Like Ms. Warren, Mr. Sanders had avoided firing back at Mr. Buttigieg until recently, preferring to let online allies like Jacobin magazine do that work for him. But last weekend in Iowa Mr. Sanders fired a shot of his own, saying Mr. Buttigieg wishes to preserve an unfair health care system.

“If you maintain a system where millions of people continue to get their private, their insurance from their employers, the average worker in America making about $60,000 a year is paying $12,000 for their health care,” Mr. Sanders told a crowd in Burlington, Iowa. “That’s 20 percent of somebody’s income. If Buttigieg or anyone else wants to maintain that system, I think that is really unfair to the working families of this country.”

Mr. Buttigieg has made fewer direct attacks on Mr. Biden than on his more progressive rivals. The two share a base of older voters, and each has sought to chart a more moderate path to the Democratic presidential nomination.

Instead, Mr. Buttigieg, 37, has drawn an implicit contrast with the 77-year-old former vice president. He speaks about forging a new political era and dismisses long-tenured Washington politicians as part of the nation’s problems he aims to solve.

At the same time Mr. Buttigieg, who has demonstrated scant support among black voters for his campaign, has dismissed Mr. Biden’s long connections with the African-American community.

In November, he told donors at a California fund-raiser that black voters were sticking with Mr. Biden because of “familiarity” and not because he is “the candidate with the best answers on the subject of race,” according to a report in The Intercept. Weeks later, speaking to Fox News, he said Mr. Biden’s edge with black voters was not “permanent.”
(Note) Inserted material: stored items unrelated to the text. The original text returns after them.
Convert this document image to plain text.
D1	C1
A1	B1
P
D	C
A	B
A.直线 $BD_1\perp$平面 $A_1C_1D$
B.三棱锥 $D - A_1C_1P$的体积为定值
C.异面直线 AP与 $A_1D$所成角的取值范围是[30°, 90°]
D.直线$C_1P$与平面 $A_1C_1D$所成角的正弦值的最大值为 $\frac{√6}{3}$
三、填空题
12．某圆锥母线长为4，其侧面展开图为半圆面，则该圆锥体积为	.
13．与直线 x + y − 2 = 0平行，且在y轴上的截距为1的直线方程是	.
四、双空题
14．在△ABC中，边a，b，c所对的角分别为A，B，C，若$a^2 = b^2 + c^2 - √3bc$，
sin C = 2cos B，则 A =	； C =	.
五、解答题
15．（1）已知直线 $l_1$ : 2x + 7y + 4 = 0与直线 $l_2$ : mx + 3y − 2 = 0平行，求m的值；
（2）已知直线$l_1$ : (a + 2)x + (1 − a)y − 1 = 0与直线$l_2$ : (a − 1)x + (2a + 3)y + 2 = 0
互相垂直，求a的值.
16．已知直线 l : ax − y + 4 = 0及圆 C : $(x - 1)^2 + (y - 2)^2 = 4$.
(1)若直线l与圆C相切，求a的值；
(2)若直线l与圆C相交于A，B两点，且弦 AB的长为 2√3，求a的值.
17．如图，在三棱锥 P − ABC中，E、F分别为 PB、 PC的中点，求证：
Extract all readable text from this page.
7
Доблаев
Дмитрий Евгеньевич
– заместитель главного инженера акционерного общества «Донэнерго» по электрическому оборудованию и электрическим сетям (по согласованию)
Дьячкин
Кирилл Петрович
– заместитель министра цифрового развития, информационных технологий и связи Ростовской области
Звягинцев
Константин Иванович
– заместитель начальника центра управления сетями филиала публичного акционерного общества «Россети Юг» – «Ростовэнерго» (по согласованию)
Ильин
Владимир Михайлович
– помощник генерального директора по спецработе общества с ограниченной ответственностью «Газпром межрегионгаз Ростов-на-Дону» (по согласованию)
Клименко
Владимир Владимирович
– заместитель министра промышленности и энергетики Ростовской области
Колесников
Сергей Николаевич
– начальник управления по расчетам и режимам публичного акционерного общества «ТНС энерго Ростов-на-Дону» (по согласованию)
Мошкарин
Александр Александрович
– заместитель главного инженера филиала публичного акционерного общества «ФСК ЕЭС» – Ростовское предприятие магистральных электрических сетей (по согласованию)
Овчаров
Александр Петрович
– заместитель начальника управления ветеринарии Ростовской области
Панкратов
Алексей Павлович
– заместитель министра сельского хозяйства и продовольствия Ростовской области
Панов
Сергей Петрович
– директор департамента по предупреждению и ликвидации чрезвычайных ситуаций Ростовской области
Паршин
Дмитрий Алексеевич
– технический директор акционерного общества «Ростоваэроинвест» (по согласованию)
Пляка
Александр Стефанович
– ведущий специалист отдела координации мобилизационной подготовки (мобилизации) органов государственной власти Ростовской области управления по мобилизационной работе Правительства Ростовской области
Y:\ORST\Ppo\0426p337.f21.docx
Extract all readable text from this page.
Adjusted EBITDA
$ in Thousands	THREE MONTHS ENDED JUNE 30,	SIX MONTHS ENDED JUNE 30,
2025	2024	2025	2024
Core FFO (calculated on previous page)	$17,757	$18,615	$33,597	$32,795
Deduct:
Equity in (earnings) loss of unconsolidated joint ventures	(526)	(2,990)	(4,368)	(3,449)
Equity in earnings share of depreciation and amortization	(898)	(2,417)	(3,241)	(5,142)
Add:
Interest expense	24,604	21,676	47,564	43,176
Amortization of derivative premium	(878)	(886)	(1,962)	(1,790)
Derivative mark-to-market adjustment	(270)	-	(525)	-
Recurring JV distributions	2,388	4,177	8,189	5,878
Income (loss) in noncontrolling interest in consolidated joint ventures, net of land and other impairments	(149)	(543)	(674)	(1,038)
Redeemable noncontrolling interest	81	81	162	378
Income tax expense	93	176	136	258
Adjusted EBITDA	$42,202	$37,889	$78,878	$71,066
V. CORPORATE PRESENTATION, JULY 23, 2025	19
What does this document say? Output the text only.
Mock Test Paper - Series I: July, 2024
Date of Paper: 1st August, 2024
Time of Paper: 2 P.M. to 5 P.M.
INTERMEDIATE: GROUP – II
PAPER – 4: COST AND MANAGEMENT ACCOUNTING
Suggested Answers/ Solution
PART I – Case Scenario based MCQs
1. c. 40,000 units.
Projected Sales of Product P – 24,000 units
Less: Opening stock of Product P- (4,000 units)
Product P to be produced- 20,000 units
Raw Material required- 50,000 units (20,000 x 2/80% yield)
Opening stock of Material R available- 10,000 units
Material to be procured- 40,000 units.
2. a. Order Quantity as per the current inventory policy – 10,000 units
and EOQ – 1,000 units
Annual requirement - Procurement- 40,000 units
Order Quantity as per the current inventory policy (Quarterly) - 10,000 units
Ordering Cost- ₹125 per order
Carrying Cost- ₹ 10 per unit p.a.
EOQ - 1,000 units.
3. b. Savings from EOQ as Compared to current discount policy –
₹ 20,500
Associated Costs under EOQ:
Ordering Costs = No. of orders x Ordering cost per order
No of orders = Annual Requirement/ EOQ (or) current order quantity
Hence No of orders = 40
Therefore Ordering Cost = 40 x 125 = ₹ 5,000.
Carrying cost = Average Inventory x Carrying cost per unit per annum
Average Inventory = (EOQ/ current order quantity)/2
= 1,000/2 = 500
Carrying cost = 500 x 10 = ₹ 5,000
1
Mr. Biden, who has a tendency to be condescending to younger people who question his record, has so far refrained from calling Mr. Buttigieg a young whippersnapper.

But on his campaign bus in Iowa this month, Mr. Biden told reporters that Mr. Buttigieg “stole” his health care plans and suggested that reporters had gone soft on the South Bend mayor.

“What would you have done to me?” Mr. Biden asked. “You’d have torn my ears off.”

Sydney Ember contributed reporting from Burlington, Iowa.